The 40th anniversary of former US president Richard Nixon's historic trip to China is only a week away on Feb 21. Yet Brent Scowcroft celebrated his part in it six weeks ago.
A member of the advance team sent to prepare for Nixon's trip, Scowcroft landed in Beijing on New Year's Day, 1972.
Having served in three administrations and witnessed the ups and downs of the bilateral relationship, the 86-year-old firmly believes that the US policy on China is one of the most successful American foreign policies of the past 40 years.
Scowcroft is expected to meet Xi during a meeting shortly after his arrival on Monday. Former US senior government officials, including Henry Kissinger, Zbigniew Brzezinski, Madeleine Albright and Henry Paulson will also join the meeting.
"Since 1972, every American president, Republican or Democrat, some of them starting out with very different views of China, has come to the same conclusion that broadening and deepening the relationship with China is in the US national interest," said Scowcroft, who served as the National Security Adviser under President Gerald Ford and George H.W. Bush and later as chairman of the President's Foreign Intelligence Advisory Board under George W. Bush.
In Scowcroft's eyes, that conclusion remains the same today despite the fact that China is very different from 1972.
"Now the world is more complicated and the relationship is more complicated. We have different perspectives, different history and different cultures, so we have a lot to do to understand each other," Scowcroft told China Daily.
"As China grows, our countries run into each other in more places and over more issues in the world. The world itself is getting more complex," he said.
The history of the US in the past 100 years is also very different from the history of China in that period, and that gives the two peoples different psychological perspectives on the world and how to behave, according to Scowcroft.
The retired Lieutenant General does not believe that the US and China have fundamental problems and irreconcilable differences. He believes the best way to address differences is to have sincere discussions on major issues affecting the world and find out each other's views on them.
"Then we will identify places where our interests are common, where we don't know and where they differ, and if they differ, how to reconcile these differences. I think that's the way we should proceed," he said.
To Scowcroft, the US and China don't have to agree on everything in order to have a good and solid relationship. "Understanding is the important thing, not agreeing," he said.
"And that is one of the reasons why I think Vice-President Xi Jinping's visit is so important," he added.
Pierre Defraigne, executive director of the Brussels-based think tank The Madariaga - College of Europe Foundation, told China Daily that the visit of the Chinese vice president to the US represents a major event in China-US relations.
Although the trip appears to be a routine first meeting between leaders, it would help the two powers to "lower the temperature" of numerous ongoing conflicts in their relationship, Defraigne said.
Tao Wenzhao, an expert on US studies at the Chinese Academy of Social Sciences, said that Xi's expected visit to Pentagon is of crucial importance as it will give both sides a good chance to "greater clarify their own strategic priorities".
"The mutual lack of trust is most evident in defense affairs," said Tao.

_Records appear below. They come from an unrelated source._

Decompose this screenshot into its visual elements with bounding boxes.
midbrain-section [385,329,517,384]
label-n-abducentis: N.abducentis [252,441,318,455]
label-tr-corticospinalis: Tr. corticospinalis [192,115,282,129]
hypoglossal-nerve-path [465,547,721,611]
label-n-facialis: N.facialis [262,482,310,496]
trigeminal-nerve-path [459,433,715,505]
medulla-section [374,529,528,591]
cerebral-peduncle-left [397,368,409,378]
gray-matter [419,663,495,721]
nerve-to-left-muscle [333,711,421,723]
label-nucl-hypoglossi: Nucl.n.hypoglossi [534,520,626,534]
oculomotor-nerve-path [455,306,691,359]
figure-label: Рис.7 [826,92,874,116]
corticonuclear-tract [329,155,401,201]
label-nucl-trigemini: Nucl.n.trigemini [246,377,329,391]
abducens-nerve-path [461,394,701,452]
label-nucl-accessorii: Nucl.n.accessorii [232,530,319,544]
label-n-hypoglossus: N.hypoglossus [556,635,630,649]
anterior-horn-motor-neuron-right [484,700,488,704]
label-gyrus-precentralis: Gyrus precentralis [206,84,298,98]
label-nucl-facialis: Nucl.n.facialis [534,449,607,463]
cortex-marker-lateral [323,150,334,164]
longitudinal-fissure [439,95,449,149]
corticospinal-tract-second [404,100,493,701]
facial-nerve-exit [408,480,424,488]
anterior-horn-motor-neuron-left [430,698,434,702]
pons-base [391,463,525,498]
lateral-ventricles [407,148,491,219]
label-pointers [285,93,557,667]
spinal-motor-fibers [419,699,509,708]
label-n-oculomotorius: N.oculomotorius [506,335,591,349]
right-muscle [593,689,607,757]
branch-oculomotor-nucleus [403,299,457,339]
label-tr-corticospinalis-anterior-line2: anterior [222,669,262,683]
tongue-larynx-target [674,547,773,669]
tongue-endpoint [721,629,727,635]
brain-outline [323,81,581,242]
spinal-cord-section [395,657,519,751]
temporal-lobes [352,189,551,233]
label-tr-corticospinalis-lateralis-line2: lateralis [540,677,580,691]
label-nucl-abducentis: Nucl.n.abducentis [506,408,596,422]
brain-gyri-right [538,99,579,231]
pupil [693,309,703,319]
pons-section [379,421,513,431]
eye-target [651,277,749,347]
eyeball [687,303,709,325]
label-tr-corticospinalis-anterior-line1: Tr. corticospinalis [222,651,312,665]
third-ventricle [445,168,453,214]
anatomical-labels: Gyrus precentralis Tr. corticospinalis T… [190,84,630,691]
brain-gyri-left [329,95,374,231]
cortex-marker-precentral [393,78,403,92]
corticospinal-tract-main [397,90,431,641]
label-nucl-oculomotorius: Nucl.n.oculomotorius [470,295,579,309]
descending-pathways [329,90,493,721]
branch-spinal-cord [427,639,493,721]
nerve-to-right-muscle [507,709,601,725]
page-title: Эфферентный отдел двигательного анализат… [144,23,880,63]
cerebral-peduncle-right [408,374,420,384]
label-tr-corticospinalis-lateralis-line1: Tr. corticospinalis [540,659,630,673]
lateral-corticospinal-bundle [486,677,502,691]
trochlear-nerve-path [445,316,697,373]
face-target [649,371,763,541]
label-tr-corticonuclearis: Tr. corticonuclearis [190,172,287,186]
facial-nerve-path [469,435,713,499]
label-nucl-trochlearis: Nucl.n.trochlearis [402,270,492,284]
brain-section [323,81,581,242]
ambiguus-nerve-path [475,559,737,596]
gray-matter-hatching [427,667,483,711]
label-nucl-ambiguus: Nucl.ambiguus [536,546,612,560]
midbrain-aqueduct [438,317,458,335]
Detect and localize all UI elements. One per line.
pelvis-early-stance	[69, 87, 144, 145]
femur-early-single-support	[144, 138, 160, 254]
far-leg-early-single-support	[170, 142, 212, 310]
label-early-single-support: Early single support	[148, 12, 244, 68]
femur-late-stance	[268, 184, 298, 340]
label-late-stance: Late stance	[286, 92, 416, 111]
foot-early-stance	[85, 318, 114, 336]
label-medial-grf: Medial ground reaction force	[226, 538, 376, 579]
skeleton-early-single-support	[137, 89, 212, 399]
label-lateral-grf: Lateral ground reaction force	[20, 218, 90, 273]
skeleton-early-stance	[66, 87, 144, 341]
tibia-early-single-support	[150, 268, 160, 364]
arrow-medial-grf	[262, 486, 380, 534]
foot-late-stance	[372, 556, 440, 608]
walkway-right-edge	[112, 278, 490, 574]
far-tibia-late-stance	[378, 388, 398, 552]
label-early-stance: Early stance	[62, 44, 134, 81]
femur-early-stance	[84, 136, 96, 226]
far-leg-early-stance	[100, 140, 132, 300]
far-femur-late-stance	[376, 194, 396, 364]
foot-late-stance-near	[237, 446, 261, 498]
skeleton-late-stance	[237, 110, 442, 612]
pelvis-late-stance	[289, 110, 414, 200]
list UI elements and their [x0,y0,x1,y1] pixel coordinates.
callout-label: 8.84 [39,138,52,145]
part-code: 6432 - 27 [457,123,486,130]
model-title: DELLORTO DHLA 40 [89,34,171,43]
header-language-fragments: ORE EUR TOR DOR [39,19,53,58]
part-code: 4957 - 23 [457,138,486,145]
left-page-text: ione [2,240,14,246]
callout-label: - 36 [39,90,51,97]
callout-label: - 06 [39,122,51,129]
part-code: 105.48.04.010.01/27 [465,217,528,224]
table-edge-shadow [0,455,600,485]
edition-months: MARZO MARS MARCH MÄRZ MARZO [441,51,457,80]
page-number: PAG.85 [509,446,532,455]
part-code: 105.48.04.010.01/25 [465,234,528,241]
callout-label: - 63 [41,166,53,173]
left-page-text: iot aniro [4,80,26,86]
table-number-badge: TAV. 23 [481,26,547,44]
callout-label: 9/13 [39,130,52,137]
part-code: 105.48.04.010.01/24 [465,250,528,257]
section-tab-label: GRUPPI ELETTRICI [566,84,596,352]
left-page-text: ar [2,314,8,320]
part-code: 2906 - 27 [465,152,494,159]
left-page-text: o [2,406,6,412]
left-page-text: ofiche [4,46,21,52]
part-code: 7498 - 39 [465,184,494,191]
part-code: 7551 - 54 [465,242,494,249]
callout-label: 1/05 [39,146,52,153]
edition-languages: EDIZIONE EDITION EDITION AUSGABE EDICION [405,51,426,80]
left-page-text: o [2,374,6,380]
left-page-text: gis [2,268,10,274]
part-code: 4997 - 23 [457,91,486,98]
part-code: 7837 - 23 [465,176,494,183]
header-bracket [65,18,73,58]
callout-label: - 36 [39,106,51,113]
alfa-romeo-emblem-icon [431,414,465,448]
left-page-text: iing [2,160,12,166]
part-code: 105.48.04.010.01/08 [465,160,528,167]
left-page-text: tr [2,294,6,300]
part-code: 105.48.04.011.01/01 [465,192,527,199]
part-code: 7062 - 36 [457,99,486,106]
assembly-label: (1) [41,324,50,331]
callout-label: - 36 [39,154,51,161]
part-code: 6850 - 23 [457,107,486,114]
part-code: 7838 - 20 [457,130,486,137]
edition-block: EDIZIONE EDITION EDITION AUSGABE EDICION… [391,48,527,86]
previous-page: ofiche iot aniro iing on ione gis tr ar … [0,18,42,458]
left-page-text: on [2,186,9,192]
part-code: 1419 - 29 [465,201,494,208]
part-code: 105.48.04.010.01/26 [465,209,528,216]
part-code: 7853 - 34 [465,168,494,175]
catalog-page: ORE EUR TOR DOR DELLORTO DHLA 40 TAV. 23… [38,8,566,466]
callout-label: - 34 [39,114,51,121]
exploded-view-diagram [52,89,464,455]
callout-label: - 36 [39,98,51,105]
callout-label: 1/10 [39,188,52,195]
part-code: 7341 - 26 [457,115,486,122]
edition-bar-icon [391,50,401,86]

With his vast experience in the US military and national security matters, Scowcroft also applauds Xi's planned visit to Pentagon.
"Diplomats understand each other and business people understand each other much better than our two militaries," he said.
The weaker military aspect of the relationship is "placing limits" on the overall development of China-US relations, Tao claimed.
"That is not good because it's easy to demonize someone you don't know. That's why I think military-to-military discussions are very important to reduce friction," Scowcroft said.
To Scowcroft, confrontation will happen mostly through misunderstanding and misinterpretation of motives. That is why he believes the more the two countries understand one another, the more they can reduce the possibility of a crisis developing.
Scowcroft dismisses the notion of a zero-sum game being played between the two countries.
"In my view, it's simply not right for people to think that gains in China mean deficits for the US and gains in the US are deficits for China," said Scowcroft, adding that, despite all the challenges, he remains optimistic about the relationship.
He said he hopes China will play a more active role in world affairs, whether or not they directly affect China's interests.
Having assisted President Obama in choosing his national security team, Scowcroft describes the current administration's China policy as "generally successful and going reasonably well", noting that both countries have their own national policies and public opinion to worry about.
"We have to get beyond those and look fundamentally at what it takes to understand each other better in order for us to work together more closely," he said.